How many remember the old folks hanging a cotton ball on the screen door? My wife and I were talking about that and wondered what good it did.

Google searching brings up some pretty crazy stuff. Anyone else remember that?

Graybeard


----------



## ripjack13 (Jul 13, 2014)

never heard of it till now.....might have to try it out...


----------



## Wildthings (Jul 13, 2014)

Yeah I remember when I was about 15 I went with my girlfriend to her grandmother's place up in Madisonville, TX. Stayed in her old wood frame house with those gas burning heaters in each room. It was early winter and I slept out on the screen-in back porch on a down mattress with heavy quilts on it.
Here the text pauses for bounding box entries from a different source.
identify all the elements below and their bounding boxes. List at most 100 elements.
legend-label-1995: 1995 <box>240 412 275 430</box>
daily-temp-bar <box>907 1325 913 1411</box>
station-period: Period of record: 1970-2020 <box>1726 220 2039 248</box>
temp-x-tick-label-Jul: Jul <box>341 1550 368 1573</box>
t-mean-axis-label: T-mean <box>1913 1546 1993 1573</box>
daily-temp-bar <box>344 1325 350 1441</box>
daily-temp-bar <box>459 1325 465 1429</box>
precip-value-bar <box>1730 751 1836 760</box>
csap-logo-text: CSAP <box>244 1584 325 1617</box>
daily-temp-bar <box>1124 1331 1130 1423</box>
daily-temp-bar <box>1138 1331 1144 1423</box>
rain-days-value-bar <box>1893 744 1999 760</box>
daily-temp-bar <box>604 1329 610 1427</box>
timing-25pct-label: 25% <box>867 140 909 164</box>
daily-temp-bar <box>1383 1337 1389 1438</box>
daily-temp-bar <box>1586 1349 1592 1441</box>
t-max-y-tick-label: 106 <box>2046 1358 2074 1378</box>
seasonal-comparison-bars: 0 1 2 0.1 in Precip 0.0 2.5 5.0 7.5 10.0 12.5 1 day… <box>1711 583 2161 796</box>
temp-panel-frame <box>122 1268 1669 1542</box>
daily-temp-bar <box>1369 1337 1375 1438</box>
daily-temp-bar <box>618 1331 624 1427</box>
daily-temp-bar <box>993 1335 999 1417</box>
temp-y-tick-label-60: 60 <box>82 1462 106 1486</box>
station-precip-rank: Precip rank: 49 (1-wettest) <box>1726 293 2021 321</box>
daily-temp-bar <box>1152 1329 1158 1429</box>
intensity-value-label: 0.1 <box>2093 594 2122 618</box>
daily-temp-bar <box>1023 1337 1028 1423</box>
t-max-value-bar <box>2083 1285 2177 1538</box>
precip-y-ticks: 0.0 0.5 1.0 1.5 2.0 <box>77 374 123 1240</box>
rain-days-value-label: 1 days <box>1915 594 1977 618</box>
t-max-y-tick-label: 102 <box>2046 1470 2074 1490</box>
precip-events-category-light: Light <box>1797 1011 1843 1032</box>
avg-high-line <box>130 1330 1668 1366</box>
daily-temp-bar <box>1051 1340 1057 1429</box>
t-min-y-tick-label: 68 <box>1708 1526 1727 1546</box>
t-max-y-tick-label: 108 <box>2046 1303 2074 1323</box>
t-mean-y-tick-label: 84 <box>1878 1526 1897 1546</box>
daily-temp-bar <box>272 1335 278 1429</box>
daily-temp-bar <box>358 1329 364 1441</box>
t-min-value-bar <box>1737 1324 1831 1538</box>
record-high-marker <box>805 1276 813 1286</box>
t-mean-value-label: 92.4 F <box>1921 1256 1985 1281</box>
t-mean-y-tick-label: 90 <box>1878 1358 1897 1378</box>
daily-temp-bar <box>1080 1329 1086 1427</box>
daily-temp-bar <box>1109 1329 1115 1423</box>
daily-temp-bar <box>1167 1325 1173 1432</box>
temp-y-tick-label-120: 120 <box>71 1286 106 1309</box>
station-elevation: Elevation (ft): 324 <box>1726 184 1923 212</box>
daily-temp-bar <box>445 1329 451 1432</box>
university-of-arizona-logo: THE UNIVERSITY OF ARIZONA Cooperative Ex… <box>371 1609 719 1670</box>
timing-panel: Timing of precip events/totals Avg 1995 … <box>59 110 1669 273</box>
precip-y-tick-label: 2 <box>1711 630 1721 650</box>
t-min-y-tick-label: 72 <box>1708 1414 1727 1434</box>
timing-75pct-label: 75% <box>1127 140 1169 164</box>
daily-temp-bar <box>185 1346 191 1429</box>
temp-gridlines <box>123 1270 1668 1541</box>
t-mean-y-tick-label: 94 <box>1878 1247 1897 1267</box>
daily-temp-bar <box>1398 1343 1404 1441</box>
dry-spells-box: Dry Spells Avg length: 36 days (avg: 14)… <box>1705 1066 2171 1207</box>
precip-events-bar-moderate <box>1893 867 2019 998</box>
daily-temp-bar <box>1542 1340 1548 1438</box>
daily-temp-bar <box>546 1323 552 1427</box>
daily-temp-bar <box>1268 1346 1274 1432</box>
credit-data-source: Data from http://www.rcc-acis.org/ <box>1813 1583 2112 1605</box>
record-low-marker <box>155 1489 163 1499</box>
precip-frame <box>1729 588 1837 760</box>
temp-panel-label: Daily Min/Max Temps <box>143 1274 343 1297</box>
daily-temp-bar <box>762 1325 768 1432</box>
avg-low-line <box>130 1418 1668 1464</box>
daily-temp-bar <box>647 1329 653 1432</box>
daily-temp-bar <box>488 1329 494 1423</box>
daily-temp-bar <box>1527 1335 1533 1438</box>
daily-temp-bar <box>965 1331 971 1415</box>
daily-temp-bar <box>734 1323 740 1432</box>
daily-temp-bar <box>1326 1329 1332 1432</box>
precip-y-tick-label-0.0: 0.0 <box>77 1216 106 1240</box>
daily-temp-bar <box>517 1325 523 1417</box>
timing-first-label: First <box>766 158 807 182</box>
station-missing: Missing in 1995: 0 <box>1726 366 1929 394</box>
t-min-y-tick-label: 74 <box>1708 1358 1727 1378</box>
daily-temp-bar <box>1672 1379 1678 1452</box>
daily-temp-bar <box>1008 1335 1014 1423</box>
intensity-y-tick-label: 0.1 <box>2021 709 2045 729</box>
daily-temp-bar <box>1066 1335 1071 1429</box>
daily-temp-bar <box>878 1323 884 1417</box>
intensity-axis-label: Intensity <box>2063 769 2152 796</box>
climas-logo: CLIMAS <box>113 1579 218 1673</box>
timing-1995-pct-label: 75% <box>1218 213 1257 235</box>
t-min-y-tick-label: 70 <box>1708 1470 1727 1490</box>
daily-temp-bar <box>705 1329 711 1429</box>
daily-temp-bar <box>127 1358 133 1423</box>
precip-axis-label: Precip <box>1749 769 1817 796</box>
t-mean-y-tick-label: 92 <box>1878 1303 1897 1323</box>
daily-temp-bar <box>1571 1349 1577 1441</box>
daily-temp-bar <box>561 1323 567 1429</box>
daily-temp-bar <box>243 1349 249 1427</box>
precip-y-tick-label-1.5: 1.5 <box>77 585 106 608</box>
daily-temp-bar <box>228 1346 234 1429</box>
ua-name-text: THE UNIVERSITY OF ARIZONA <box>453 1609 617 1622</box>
I thought I would freeze to death but turned out it was some of the best sleeping I've every done. You just kinda sink down into a hole in that mattress and then it gets warmed up. There was these white fluffing things hanging on the screen door on the outside. Never did ask what they were for. Many years later I thought about them and found out - fresh picked cotton bolls to keep the flies away. Apparently they worked back in the mid 60s!!! Or maybe cuz it was so dang cold then!!

Reactions: Like 1


----------



## Nature Man (Jul 13, 2014)

Never heard about the magic of cotton balls. Raised in Washington State. Could this be a regional thing? Chuck


----------



## JR Custom Calls (Jul 13, 2014)

I would guess this is a farming country thing... so the south and midwest will probably have more folks that remember it. Can't say that I've ever seen it, but I have heard my papaw mention cotton balls and hedge apples as old school insect control.


----------



## DavidDobbs (Jul 14, 2014)

We had cotton on the screen but it was to fill holes so the bugs didn't get it.


Dave

Reactions: Like 1


----------